SOURCES: Peter Milgrom, D.D.S., professor, oral health sciences and pediatric dentistry, University of Washington, Seattle; Tim Newton, Ph.D., professor, psychology and honorary consultant health psychologist, King's College London Dental Institute, London, U.K.; Nov. 27, 2015, British Dental Journal
TUESDAY, Jan. 5, 2016 (HealthDay News) -- Many people are familiar with the fear that can precede a visit to the dentist, but new research shows that talk therapy can help when that anxiety becomes a crippling phobia.
In the study, British investigators tried an approach called cognitive behavioral therapy (CBT), a short-term treatment typically involving six to 10 sessions.
"CBT works by providing individuals with skills to address their fear," said lead researcher Tim Newton, a professor of psychology at King's College London Dental Institute.
After the sessions, which focused on replacing negative thoughts with positive ones, the patients took away a set of skills to help tackle their anxiety, Newton explained.
"We discuss with them when we discharge them the fact that their anxiety [about dental visits] will come back, but that they know what to do -- don't avoid, take gradual steps and challenge those thoughts," he said.
Newton and his colleagues evaluated 130 men and women, average age 40, who all participated in therapy sessions led by a psychologist. About three-quarters were so fearful they had full-fledged dental phobia; the others had anxiety about some aspect of dentistry. Fear of injections and the drill were the most common worries mentioned.
After the therapy, 79 percent of the patients went on to have dental treatment without the need for sedation. Another 6 percent had treatment, but needed sedation. The other 15 percent either withdrew from therapy or were considered not suitable to start therapy due to other issues, the study authors said.
The findings were published recently in the British Dental Journal.
In a previous study in the same journal, Newton and his team found that those with dental anxiety were less likely to visit the dentist and more likely to have cavities and other oral health problems than those who saw a dentist regularly. The researchers also found women more likely than men to fear dentists.
During therapy, patients learned how to identify their fear-related thoughts and replace them with more helpful thoughts. They were armed with information to challenge the unhelpful thoughts. They also learned techniques to cope with the anxiety that is likely once they arrive at the dental office, such as practicing controlled breathing and muscular relaxation, and gradually exposing themselves to what they fear, the researchers said.

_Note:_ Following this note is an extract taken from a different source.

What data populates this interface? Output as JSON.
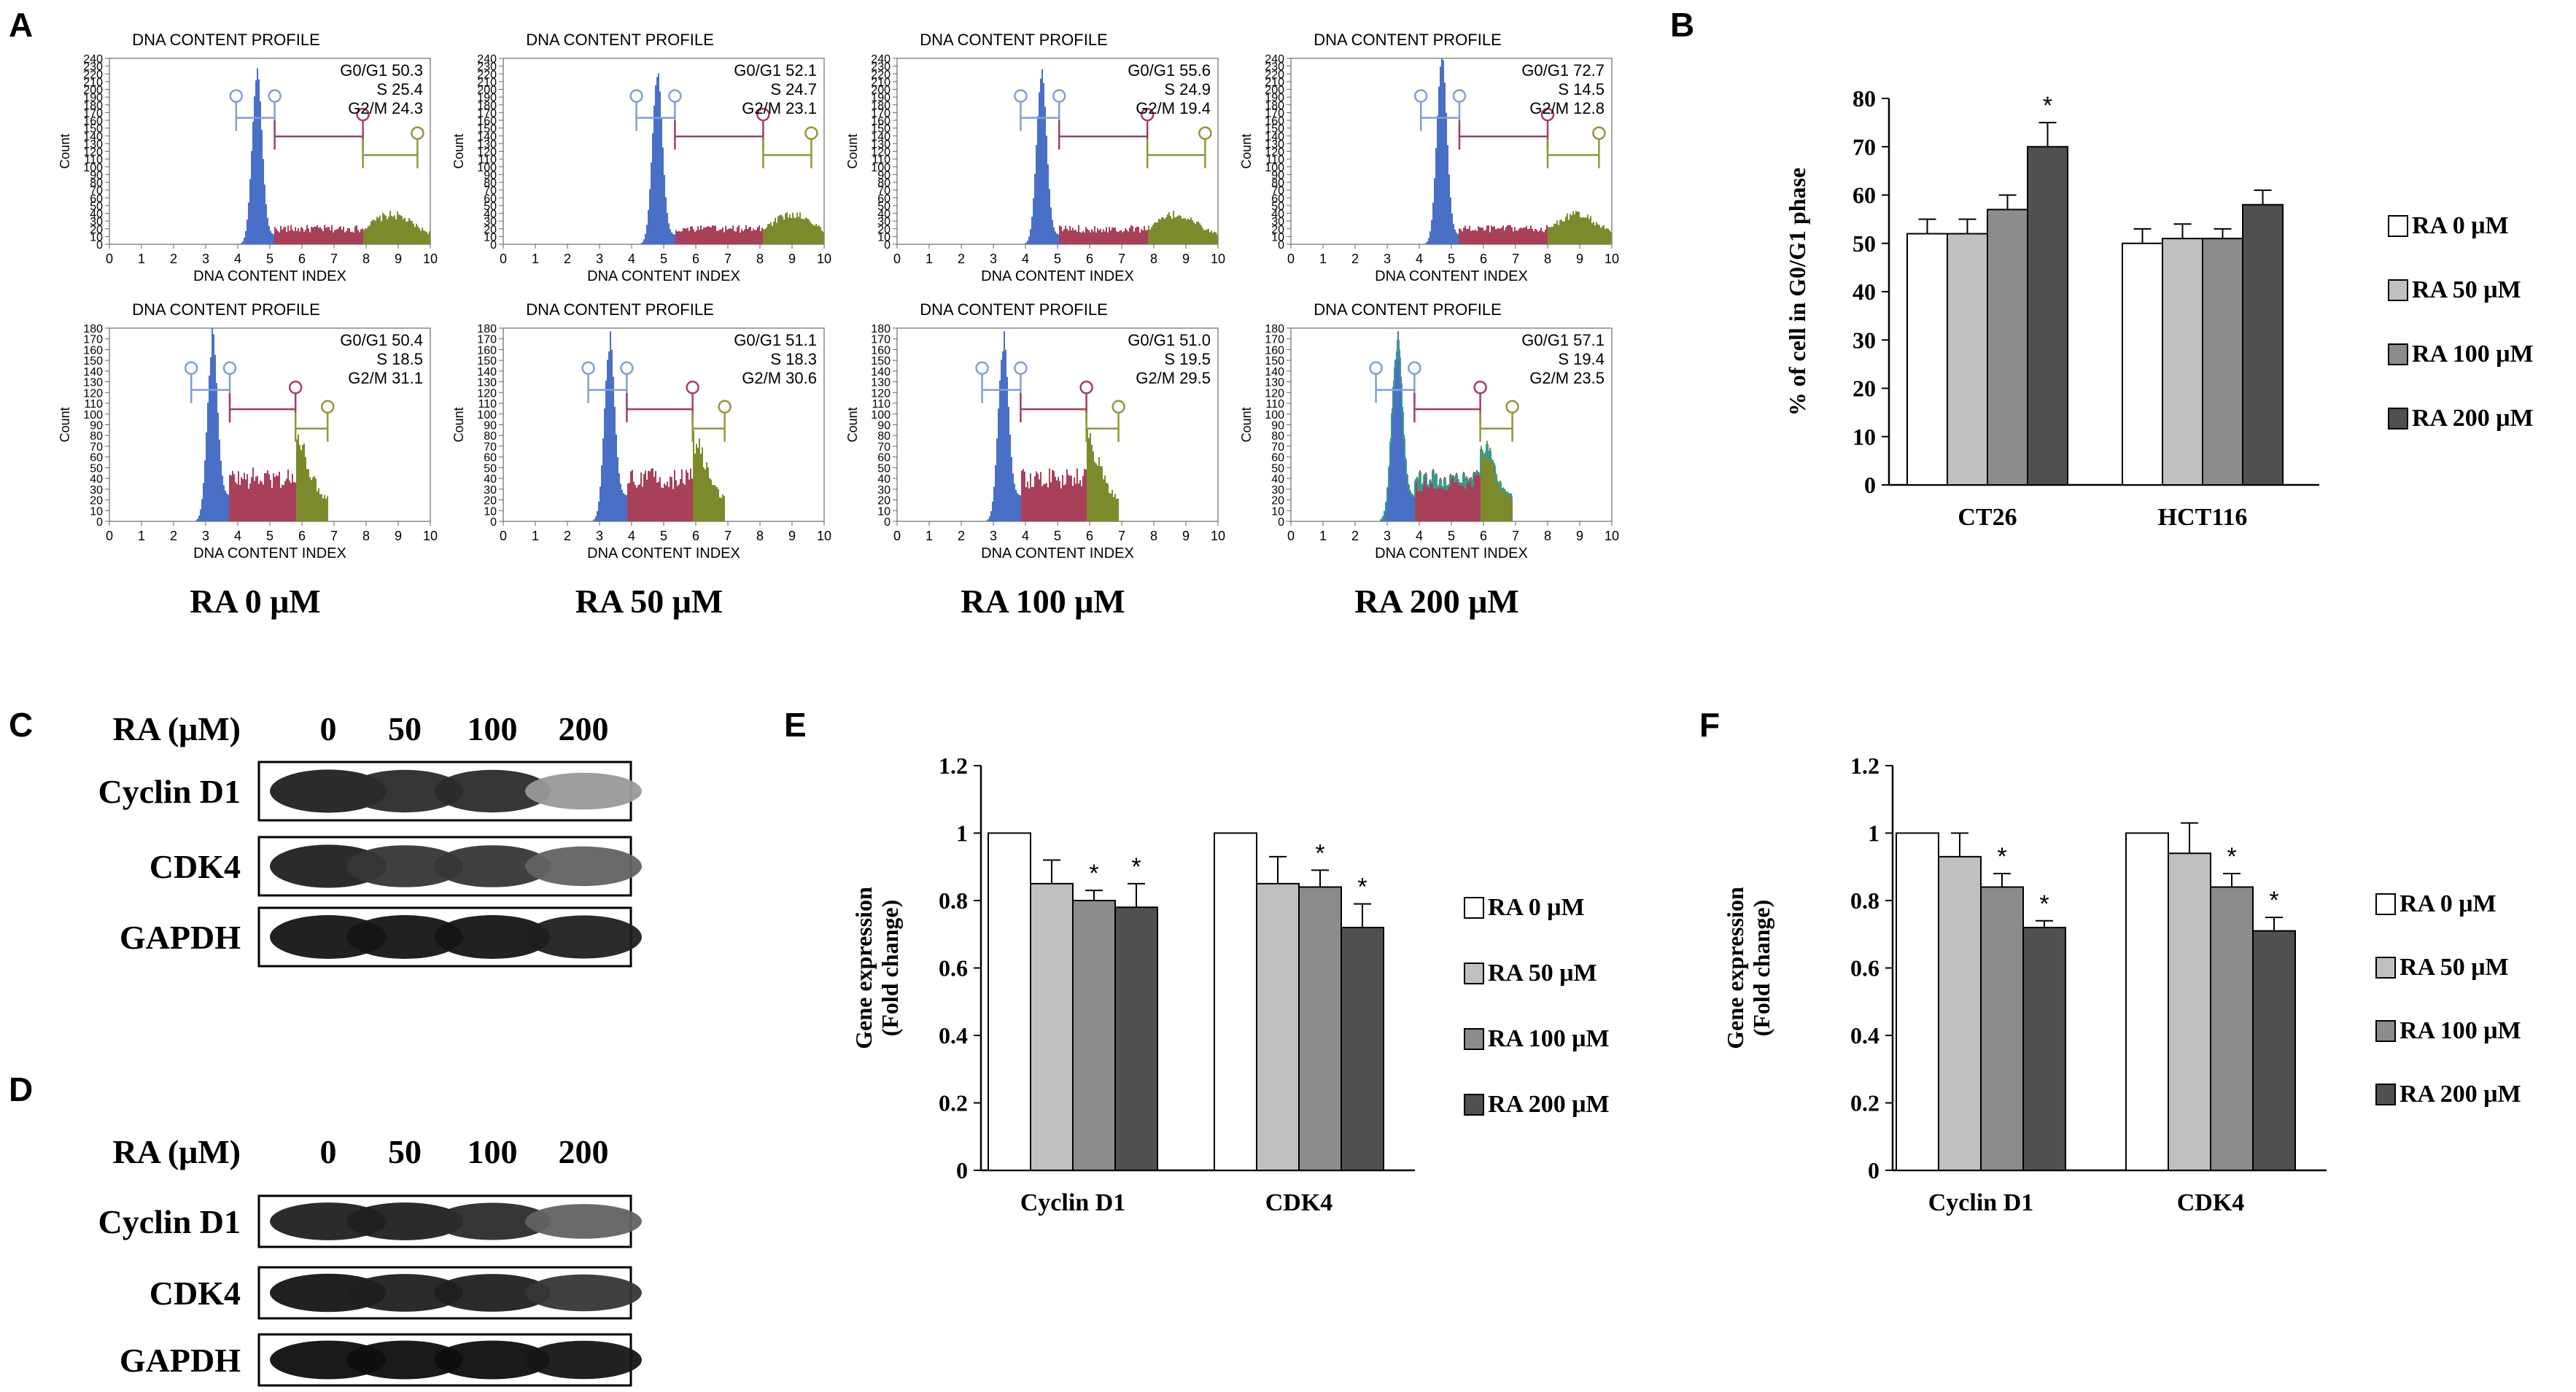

The impact of talk therapy has been shown to be long lasting, said Peter Milgrom, a professor of oral health sciences and pediatric dentistry at the University of Washington, in Seattle. He was formerly a visiting professor at King's College Dental Institute and helped to set up the unit that introduced using cognitive behavioral therapy instead of relying on sedation, he said.
He also co-founded the Dental Fears Research Clinic at the University of Washington. "We have used the same techniques in our Dental Fears Research Clinic at the University of Washington for more than 35 years now," he said, "and the results [Newton] is obtaining are quite similar to ours."
Milgrom sees therapy as "much more effective than relying on drugs alone [to treat anxiety], because the focus is on teaching patients skills and ways of thinking that profoundly impact how they feel and act," he said.
Among the techniques are distraction, which can include exposing fearful patients to music and stories. Although the training is long lasting, Milgrom said, fear can return and some may need more coaching later. The degree of fear may depend on whether the person is primarily afraid of the dentist or has other psychological problems, he said.